Ainsi, le lycée Henri IV a décidé d’ouvrir à trente élèves-méritants-des-milieux-défavorisés une classe préparatoire… préparant à la poursuite des études en classes préparatoires. Intéressant et savoureux ! Vingt enseignants de l’établissement sont volontaires, des tuteurs sont pressentis parmi les anciens élèves du lycée ayant intégré une grande école, un régime culturel (théâtre, musées, expos,…) complémentaire d’activités plus prosaïquement scolaires doit permettre à ce petit (tiers-)monde de passer du penser-parler des fins-de-mois-difficiles au penser-parler cossu et des sponsors désintéressés (pléonasme !) vont aider au financement de l’accueil en cité U , achevant ainsi de construire le cadre optimal de la transformation annoncée de ces bobos (boursiers bonifiés) … en bobos (bourgeois bohèmes). Joli !
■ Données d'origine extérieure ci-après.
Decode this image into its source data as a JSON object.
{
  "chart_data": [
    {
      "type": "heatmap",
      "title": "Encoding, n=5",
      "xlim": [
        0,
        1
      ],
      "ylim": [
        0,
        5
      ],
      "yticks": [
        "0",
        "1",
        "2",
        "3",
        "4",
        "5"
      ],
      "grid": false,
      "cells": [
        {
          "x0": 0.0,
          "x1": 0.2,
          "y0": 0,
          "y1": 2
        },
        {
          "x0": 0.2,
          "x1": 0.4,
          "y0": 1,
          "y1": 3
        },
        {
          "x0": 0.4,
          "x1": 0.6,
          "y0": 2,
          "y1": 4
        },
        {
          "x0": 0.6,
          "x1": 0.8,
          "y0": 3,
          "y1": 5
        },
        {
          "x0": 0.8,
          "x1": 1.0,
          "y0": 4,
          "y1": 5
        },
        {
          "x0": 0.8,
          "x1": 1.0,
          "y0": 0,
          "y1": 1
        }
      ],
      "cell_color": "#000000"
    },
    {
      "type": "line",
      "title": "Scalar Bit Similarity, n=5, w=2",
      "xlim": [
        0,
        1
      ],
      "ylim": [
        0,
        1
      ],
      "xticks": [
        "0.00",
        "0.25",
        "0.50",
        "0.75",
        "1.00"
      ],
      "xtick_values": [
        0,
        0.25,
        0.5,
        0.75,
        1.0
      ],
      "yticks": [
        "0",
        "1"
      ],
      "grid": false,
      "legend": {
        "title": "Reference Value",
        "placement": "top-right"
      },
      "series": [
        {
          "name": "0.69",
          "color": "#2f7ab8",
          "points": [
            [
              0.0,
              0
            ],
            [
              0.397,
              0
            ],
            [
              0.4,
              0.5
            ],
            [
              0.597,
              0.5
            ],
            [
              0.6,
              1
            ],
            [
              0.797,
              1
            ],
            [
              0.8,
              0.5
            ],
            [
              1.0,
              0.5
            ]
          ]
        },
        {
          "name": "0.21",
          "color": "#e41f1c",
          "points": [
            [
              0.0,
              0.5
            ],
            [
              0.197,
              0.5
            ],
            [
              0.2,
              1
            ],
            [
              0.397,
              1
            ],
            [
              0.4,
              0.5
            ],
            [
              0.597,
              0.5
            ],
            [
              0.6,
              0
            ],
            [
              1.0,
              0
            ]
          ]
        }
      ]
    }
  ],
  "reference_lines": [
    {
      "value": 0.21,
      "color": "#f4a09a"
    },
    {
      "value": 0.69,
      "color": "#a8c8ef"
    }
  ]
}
Joli ? Socialement utile ? Cohérent ? Constitutif d’une vision-solution efficace des problèmes éducatifs du moment ? Non. Seulement méprisant, insultant pour l’effort pédagogique en zone difficile, élitiste à contre-emploi et, en termes d’impact social, ridicule. Il y aura bien entendu des résultats, mais l’arbre n’en cachera qu’un peu plus la forêt. Quelques acharnés de la réussite individuelle formatée passeront du « z-y-va, Keum » au « je-vous-en-prie, Monsieur », mais la « caillera » banlieusarde désignera ses traîtres sans en devenir moins « caillera », ni moins banlieusarde.

Il y a, dans nos sociétés, un acharnement étonnant – compréhensible quand on réalise qu’il n’est que la préférence collective pour le moindre effort – à substituer à l’amélioration de tous, l’éminence de quelques-uns. Nos démocraties relèvent de l’oligarchie larvée. Faute de savoir comment faire souffler l’esprit sur le plus grand nombre, faisons quelques polytechniciens ou énarques de plus, option « causer 9-3 ». L’opération, qui changera la vie de quelques heureux élus, qui donnera des joies pédagogiques vraies et fortes à quelques enseignants, qui sera hélas aussi l’objet de quelques congratulations officielles, n’a aucune portée générale et ne s’attaque à aucun problème d’ensemble.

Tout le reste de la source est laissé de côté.